Anita Hill-Clarence Thomas Senate Hearings

St. James Encyclopedia of Pop Culture, Jan 29, 2002 by Elizabeth Purdy

In the fall of 1991, the nomination of Clarence Thomas as an associate justice of the Supreme Court became the most controversial nomination in all of American judicial history. During the background probe, information surfaced that Anita Hill, a law professor at the University of Oklahoma, had told someone that Thomas had sexually harassed her when she worked as his assistant at the Department of Education in 1981. Joseph Biden, Chair of the Senate Judiciary Committee, which conducts hearings on presidential nominations, chose not to interview Hill and refrained from repeating the allegations to some committee members. When the story became public knowledge, women's groups began to protest, and seven women from the House of Representatives marched to the Senate, demanding entrance to the Senate Chambers and insisting that a hearing into Hill's allegations be conducted. Biden, with what would later prove a serious lapse in judgment, chose to make the hearings public. Americans were, therefore, glued to their television sets for one long weekend, beginning Friday morning, October 11 and ending late Sunday night, October 13, 1991, watching and listening to accusations, denials, and character assassinations. The lives of both Anita Hill and Clarence Thomas would be changed forever. Of even more lasting consequence were the battles that were simultaneously conducted between men and women, and between Democrats and Republicans, which led to an altered political landscape in the United States.

From the beginning, President George Bush had been faced with a formidable task in choosing a replacement for Thurgood Marshall, associate justice of the Supreme Court since 1967 and the first African American ever to serve on the Supreme Court, who announced his retirement due to ill health.
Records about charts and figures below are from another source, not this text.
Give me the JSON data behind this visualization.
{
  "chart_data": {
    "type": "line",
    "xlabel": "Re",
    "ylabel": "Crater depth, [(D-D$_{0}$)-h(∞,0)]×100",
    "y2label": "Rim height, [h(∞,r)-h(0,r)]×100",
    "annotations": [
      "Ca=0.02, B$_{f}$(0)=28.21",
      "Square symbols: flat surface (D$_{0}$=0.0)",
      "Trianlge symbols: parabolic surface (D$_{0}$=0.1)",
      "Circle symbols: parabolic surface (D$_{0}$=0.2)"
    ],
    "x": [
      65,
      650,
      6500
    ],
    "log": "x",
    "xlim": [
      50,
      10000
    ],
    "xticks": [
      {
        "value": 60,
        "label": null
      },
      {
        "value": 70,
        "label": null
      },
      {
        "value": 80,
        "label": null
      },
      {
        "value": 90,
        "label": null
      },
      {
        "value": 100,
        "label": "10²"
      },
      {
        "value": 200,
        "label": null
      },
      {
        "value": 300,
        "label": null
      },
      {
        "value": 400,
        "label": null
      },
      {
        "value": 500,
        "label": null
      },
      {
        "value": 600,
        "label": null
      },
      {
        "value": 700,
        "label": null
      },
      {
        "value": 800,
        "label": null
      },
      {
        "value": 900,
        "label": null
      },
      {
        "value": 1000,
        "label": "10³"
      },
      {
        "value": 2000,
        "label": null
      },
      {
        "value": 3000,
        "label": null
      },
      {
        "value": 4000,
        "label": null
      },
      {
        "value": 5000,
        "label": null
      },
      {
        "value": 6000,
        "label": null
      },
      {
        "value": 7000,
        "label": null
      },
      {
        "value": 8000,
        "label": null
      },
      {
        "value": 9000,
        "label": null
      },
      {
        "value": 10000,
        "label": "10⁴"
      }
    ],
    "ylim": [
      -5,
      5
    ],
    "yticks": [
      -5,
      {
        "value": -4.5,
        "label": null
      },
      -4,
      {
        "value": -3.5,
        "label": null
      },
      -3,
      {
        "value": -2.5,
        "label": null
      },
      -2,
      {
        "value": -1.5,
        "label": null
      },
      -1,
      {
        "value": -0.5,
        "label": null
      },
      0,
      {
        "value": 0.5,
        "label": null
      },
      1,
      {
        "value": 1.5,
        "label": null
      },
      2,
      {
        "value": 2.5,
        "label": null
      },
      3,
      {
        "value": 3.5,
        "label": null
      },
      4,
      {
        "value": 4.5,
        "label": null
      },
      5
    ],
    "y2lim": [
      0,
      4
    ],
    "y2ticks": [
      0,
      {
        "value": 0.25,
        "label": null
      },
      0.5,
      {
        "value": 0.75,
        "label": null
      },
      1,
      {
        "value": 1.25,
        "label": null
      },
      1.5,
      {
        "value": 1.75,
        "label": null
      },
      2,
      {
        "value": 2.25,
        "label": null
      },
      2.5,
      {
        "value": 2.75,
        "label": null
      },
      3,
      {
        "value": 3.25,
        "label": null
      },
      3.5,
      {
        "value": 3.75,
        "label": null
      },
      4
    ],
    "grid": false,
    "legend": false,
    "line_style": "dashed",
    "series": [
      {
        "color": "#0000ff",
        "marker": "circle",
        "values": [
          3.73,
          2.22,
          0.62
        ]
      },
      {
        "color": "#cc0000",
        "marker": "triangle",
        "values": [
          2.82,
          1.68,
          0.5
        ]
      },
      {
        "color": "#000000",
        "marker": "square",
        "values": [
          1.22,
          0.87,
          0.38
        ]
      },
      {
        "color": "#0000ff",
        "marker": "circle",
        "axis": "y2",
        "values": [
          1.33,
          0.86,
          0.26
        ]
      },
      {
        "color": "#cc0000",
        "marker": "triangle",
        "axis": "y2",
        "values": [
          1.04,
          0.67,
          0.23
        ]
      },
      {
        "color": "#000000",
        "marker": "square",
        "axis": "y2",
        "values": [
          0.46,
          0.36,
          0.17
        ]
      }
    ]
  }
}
Marshall had been a pioneer of the Civil Rights movement, arguing such cases as Brown v. Board of Education of Topeka, Kansas (1954) before the Supreme Court when he was a young lawyer with the National Association for the Advancement of Colored People's (N.A.A.C.P.) Legal Defense Fund. This case essentially ended segregation in public schools and paved the way for integration in all walks of American life. Appointed by Democratic president Lyndon B. Johnson, Marshall had become one of the most revered Supreme Court Justices in American history. Because Bush was a Republican, his choice of a nominee to replace Marshall was certain to be a Republican; and because of the political climate of the 1980s and early 1990s, Bush's nominee had to be a conservative opposed to abortion rights.

The issue was further complicated by an earlier nomination made by President Ronald Reagan. Robert Bork was a conservative with a long record of judicial decisions, and writings that documented his opinions on almost every issue of concern to both Democrats and Republicans in the Senate; as a result, he was withdrawn as a nominee. Bush's advisors warned him that it would be better to nominate someone with less widely disseminated opinions in order to get the nomination past the Democrat-controlled Senate. Taking all of these things into consideration, Bush chose a little known Republican judge from Savannah, Georgia, to replace Marshall. At the time of his nomination, Clarence Thomas had been a federal judge for only 18 months. Despite his lack of judicial experience, he had served the Republican Party well in the Department of Education and in the Equal Employment Opportunity Commission.

It was this adherence to strict Republican ideology that created a lot of the early controversy surrounding the Thomas nomination. Since the campaign that elected John F. Kennedy president in 1963, black voters have been closely aligned with the Democratic Party. Many black leaders felt that nominating the conservative Thomas was a betrayal of the heritage of Thurgood Marshall. Women's groups were also opposed to Thomas' nomination because of his disdain for programs such as affirmative action, while legal scholars were opposed to Thomas' lack of experience as a judge. Although opposition was substantial, the chances that any of these groups could derail the nomination were slim. However, when it was learned that a black law professor had accused Thomas of sexual harassment, his opponents had a new focal point for protest.

Anita Hill was young, intelligent, attractive, and articulate. Moreover, she was credible when she presented her damaging testimony. She described in painstaking detail how Clarence Thomas had harassed her, repeatedly asking her for dates and frequently bringing graphic details about sexual encounters into the conversation. She stated that he described pornographic movies that he had seen. At a later point in the hearings, Hill's claims were corroborated by her friend, John William Carr, who testified that Hill had told him what was happening during a 1981 telephone conversation. Also waiting in the wings were other women who insisted that Thomas had sexually harassed them or who claimed to have known about the harassment of Hill when it occurred. None of these women were allowed to testify. In a thorough investigation conducted after the hearings were over, Jayne Mayer and Jill Abramson concluded that the preponderance of available evidence suggested that Clarence Thomas lied under oath when he denied harassing Anita Hill.